The pain was nothing. Kitano was greater than pain.

He spit his finger out on the table, black spots before his eyes.

He focused on it, grabbed the bone and snapped it, using the edge of the table as a wedge. A small brass cylinder, as thin as a twig, protruded outward from the bone.

Kitano was bleeding profusely now. They could be here at any moment. But no matter. He needed just a few seconds more.

He heard a click. The door opened.

THE FIRST THING LIAM SAW WAS BLOOD SPLATTERED IN DROPS
on the metal floor. He glanced around the room. It was empty. Where was Kitano? Had he escaped?

Liam stepped inside, and Kitano blindsided him.

The impact drove Liam sideways into the wall. Liam felt something give in his shoulder and pain flared. He turned to fight, but Kitano caught him with a head butt, blood erupting into Liam’s eyes. Blind, Liam managed to shove Kitano away, giving himself a second to breathe.

But only a second. Kitano came at him, cuffed hands held over his head like a club. Liam ducked low and drove a shoulder into Kitano’s midsection, sending them both to the floor.

They fought silently, viciously. They traded blows for what seemed like hours but Liam would later estimate to be less than thirty seconds.
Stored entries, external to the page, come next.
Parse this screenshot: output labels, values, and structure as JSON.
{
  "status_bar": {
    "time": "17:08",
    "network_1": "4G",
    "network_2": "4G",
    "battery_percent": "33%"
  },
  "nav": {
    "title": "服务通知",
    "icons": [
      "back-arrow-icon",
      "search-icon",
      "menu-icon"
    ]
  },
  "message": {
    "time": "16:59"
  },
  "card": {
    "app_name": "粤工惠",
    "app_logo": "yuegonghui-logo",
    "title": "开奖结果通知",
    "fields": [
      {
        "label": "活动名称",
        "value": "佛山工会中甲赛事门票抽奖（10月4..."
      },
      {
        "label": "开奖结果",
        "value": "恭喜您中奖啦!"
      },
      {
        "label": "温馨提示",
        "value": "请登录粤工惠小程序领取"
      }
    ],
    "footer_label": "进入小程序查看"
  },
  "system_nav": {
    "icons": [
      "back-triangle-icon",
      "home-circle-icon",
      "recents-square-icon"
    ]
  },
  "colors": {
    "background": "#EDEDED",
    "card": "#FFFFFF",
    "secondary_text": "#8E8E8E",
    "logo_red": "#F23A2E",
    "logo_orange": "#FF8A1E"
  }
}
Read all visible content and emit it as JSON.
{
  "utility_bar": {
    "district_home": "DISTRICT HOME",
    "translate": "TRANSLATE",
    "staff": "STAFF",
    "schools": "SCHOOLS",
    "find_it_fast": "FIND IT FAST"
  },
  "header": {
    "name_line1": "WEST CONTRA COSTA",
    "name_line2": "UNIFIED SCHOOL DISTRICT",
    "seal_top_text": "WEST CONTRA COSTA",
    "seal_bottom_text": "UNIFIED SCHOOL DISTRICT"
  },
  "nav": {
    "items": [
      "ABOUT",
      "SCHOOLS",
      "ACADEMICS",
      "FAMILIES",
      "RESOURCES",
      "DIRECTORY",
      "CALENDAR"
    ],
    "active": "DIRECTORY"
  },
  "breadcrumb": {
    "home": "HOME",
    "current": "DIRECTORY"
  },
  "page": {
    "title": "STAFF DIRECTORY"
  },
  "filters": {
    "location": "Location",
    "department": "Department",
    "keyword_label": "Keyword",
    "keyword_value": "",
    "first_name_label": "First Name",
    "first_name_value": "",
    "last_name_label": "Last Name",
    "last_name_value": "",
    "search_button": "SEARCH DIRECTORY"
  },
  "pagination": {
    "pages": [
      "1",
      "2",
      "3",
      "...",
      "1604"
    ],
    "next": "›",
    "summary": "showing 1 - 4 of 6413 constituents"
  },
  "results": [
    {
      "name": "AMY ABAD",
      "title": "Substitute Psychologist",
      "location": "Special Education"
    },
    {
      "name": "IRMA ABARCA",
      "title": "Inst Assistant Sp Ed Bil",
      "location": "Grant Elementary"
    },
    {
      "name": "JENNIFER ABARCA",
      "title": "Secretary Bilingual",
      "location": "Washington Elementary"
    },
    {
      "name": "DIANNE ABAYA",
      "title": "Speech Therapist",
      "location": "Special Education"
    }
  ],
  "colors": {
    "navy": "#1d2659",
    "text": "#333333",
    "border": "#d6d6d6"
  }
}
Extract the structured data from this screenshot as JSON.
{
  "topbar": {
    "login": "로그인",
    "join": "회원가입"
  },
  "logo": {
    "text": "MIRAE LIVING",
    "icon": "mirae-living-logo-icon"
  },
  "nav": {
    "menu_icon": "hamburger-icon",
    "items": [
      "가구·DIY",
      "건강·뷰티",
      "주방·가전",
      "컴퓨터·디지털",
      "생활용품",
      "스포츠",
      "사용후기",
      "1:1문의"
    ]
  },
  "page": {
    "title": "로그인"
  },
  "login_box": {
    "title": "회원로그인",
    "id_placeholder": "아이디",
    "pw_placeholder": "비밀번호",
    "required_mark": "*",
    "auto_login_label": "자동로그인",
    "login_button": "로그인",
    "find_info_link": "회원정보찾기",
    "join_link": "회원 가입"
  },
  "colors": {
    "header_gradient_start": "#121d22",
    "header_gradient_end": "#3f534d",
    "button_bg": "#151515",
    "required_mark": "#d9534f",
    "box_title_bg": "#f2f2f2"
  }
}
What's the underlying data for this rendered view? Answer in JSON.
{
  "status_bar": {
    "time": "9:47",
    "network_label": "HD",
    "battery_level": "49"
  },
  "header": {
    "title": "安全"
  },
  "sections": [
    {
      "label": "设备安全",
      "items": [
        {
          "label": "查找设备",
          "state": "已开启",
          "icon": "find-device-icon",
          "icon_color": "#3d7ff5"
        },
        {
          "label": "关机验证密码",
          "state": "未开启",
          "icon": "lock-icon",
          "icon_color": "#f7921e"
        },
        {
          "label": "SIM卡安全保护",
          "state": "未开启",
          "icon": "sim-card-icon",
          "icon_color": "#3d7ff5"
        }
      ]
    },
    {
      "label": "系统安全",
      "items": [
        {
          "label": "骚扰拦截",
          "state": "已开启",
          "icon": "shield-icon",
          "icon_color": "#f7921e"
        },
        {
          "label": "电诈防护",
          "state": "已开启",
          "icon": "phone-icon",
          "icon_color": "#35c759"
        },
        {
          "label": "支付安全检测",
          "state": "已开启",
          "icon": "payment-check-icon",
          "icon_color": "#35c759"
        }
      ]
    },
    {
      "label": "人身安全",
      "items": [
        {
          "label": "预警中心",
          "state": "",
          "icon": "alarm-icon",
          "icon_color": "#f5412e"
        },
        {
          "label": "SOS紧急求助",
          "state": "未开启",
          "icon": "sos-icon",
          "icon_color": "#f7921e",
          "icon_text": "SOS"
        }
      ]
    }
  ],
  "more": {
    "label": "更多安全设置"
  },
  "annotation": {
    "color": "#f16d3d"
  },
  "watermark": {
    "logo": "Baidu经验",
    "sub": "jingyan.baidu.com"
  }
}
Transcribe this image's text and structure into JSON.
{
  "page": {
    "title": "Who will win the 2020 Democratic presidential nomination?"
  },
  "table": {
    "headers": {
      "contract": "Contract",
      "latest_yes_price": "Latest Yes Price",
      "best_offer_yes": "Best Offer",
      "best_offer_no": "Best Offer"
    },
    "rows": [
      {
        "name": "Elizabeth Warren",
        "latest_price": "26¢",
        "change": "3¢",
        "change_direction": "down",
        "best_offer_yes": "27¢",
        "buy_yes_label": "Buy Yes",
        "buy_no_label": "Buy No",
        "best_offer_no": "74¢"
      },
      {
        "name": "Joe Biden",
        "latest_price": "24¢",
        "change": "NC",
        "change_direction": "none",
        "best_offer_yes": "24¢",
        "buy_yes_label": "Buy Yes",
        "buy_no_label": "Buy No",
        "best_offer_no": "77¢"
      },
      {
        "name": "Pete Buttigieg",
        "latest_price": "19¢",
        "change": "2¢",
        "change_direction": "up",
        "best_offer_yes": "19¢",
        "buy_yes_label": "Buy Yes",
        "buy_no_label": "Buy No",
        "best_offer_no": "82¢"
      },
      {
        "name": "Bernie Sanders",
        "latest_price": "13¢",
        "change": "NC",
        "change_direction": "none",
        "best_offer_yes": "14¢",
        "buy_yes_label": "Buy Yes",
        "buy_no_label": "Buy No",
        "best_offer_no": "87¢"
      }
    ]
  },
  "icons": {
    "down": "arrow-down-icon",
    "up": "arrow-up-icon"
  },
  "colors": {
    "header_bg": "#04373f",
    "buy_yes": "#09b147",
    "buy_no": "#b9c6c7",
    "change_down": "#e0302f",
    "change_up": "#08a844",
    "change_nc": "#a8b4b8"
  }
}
In the end, Liam delivered the decisive strike. He got behind Kitano and ran him headfirst into the steel bulkhead adjacent to the door. Kitano fell to the floor, dazed, barely conscious.

Kitano was streaked with red. Blood was everywhere.

Liam tried to catch his breath. His shoulder ached. “You knew about the penicillin all along.”

Kitano didn’t answer. His eyes gave away nothing.

Liam looked around the room. Near his foot he saw a detached, bloody finger.

He grabbed Kitano’s hand. The right one. It was missing the last two sections of the middle finger.

What the hell?

Liam nudged the finger with his foot. He bent over, studying it. Sticking out of the flesh was a small brass object.

He pulled it free, wiped the blood off with his fingers. It was perhaps an inch long, threaded at the middle. A small brass cylinder, a miniature version of the ones that Kitano had described, the ones carried by the seven Tokkō. Cylinders containing the Uzumaki.